Als Software benötigen Sie Microsoft Visual Basic 6. Sie können selbstverständlich auch mit älteren Versionen arbeiten, allerdings werden ab und an einige Beispiele nicht funktionieren - VB wird bzw. wurde von Microsoft weiterentwickelt und bekam von Version zu Version neue Funktionen spendiert. Inbesondere der Sprung von VB4 auf VB5 brachte einige neue Funktionen mit sich (AddressOf).
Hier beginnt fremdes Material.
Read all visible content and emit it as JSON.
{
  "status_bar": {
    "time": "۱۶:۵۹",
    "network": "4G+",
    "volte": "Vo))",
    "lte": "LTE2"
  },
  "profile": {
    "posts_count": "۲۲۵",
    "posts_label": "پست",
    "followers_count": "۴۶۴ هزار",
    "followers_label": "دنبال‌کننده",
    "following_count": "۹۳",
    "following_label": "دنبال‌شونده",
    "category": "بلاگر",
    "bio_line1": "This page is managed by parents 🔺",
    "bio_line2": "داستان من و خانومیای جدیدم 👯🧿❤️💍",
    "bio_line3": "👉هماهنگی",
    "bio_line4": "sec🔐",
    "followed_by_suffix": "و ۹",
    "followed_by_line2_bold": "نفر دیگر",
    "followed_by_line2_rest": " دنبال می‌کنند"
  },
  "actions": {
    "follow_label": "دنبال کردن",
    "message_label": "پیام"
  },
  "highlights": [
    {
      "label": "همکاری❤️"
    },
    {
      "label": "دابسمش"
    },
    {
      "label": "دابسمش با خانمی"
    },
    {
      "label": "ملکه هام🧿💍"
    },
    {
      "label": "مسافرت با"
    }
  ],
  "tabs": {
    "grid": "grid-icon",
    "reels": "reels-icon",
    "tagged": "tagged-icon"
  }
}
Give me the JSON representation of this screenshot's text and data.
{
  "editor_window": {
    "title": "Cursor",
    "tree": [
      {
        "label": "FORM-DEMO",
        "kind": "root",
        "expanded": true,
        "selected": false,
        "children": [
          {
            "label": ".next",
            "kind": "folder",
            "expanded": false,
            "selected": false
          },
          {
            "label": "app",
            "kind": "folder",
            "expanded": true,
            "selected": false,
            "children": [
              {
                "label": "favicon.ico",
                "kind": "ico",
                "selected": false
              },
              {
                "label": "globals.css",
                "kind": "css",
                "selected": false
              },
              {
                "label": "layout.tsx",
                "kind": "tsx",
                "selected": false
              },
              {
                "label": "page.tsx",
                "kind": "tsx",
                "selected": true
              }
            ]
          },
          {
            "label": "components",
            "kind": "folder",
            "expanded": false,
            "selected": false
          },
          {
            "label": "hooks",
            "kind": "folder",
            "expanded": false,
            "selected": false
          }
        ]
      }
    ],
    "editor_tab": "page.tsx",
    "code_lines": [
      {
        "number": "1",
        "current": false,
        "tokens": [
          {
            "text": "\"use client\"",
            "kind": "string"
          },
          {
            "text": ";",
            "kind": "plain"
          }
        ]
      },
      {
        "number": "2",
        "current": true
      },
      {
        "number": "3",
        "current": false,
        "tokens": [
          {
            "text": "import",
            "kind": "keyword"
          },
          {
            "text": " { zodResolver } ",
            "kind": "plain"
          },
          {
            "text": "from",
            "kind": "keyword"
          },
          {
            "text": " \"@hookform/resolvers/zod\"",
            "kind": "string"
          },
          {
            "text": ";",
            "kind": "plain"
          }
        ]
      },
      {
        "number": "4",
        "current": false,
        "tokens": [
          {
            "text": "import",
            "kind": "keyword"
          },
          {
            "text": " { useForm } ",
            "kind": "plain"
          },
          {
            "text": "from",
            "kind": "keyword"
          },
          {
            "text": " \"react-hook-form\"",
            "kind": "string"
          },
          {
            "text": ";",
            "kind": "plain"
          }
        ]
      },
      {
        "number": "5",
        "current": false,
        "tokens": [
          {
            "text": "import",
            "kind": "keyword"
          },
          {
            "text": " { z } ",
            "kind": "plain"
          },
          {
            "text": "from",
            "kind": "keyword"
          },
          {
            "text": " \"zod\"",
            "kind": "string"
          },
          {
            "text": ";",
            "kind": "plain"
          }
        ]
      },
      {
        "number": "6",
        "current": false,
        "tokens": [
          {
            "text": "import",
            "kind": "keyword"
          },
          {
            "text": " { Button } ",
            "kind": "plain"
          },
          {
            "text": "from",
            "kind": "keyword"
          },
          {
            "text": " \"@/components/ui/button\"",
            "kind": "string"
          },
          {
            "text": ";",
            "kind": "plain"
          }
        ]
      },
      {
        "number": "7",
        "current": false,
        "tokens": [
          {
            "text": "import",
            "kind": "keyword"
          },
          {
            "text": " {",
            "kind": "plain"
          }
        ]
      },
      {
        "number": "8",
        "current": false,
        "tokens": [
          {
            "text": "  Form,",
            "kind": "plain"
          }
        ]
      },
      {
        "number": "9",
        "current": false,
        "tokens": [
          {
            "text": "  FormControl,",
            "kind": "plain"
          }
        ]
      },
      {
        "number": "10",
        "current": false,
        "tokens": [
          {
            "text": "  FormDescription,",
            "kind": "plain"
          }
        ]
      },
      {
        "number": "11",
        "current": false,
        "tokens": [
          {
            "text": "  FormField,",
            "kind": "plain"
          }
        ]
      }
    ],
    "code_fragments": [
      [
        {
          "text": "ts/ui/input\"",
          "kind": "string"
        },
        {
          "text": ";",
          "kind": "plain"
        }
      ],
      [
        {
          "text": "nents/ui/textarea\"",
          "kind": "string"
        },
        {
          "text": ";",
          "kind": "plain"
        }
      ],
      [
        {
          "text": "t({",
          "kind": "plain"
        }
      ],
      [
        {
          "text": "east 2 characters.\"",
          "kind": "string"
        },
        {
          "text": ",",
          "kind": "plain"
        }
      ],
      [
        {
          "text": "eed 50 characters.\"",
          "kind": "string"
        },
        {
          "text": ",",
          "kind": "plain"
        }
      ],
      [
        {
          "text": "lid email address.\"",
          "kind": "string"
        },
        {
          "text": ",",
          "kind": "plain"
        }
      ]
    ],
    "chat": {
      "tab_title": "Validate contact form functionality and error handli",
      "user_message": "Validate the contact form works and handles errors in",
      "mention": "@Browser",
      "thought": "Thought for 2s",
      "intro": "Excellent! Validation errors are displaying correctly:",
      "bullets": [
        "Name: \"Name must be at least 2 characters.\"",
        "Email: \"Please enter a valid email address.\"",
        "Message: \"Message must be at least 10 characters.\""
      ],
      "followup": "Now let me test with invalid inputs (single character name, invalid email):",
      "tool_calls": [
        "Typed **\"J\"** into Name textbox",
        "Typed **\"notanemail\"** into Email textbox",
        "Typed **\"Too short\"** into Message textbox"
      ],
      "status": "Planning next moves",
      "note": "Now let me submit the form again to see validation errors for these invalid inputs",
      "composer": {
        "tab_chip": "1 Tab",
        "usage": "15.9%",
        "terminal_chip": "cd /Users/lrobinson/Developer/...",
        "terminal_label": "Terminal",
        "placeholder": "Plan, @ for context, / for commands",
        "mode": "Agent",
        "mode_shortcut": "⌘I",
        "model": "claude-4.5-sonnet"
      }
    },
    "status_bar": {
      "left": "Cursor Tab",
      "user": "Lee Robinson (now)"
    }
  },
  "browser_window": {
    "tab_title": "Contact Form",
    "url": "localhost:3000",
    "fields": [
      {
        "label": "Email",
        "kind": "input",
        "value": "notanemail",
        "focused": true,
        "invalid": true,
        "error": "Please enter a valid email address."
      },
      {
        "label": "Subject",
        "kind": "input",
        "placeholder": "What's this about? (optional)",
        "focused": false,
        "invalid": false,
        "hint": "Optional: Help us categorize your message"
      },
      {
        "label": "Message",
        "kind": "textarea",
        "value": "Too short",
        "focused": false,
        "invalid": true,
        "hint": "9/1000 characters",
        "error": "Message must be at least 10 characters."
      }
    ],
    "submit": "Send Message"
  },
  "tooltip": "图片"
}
Sie haben kein VB(6)? Ein paar Möglichkeiten haben Sie dennoch:

  • Visual Basic 5 Control Creation Edition (VBCCE) - eine Art Demo die zur Einführung der Entwicklung von Steuerlementen diente [1]. Auf vielen Büchern zu VB ist diese Version auf der beiliegenden CD enthalten...
  • VBA. In Word, Excel und Access ist VBA (Visual Basic for Applications) enthalten. Theoretisch gesehen ist das exakt das gleiche, auch die eigenständige Visual Basic-IDE ist eine Art "Word", die VBA enthält. Die Unterschiede liegen im Wesentlichen nur in der Möglichkeit, Programme zu kompilieren, und dem Formulardesigner. So werden z. B. unter Access Formulare deutlich anders mit Quellcode gesteuert. Und das ist das ganze Problem - Sie werden die Beispiele nicht nachvollziehen können.
  • VB bei eBay ersteigern oder auf einem Computerflohmarkt kaufen. Zumindest hab ich schon ewig kein VB6 mehr im Laden gesehen...
  • Gambas oder RealBasic. RealBasic ist ebenfalls kostenpflichtig, wurde vor kurzem aber an Privatanwender verschenkt. Mir persönlich gefällt die IDE von RealBasic nicht so. Gambas ist eine kostenlose IDE/Compiler Lösung, die im Quellcode vorliegt. Zu Gambas existieren eigene Bücher bei Wikibooks. Gambas ist vor allem Linux Nutzern mit KDE zu empfehlen.
  • Eine weitere IDE, die ähnlich VB ist, ist Envelop - allerdings wie RealBasic und Gambas nicht komplett zu VB6 kompatibel.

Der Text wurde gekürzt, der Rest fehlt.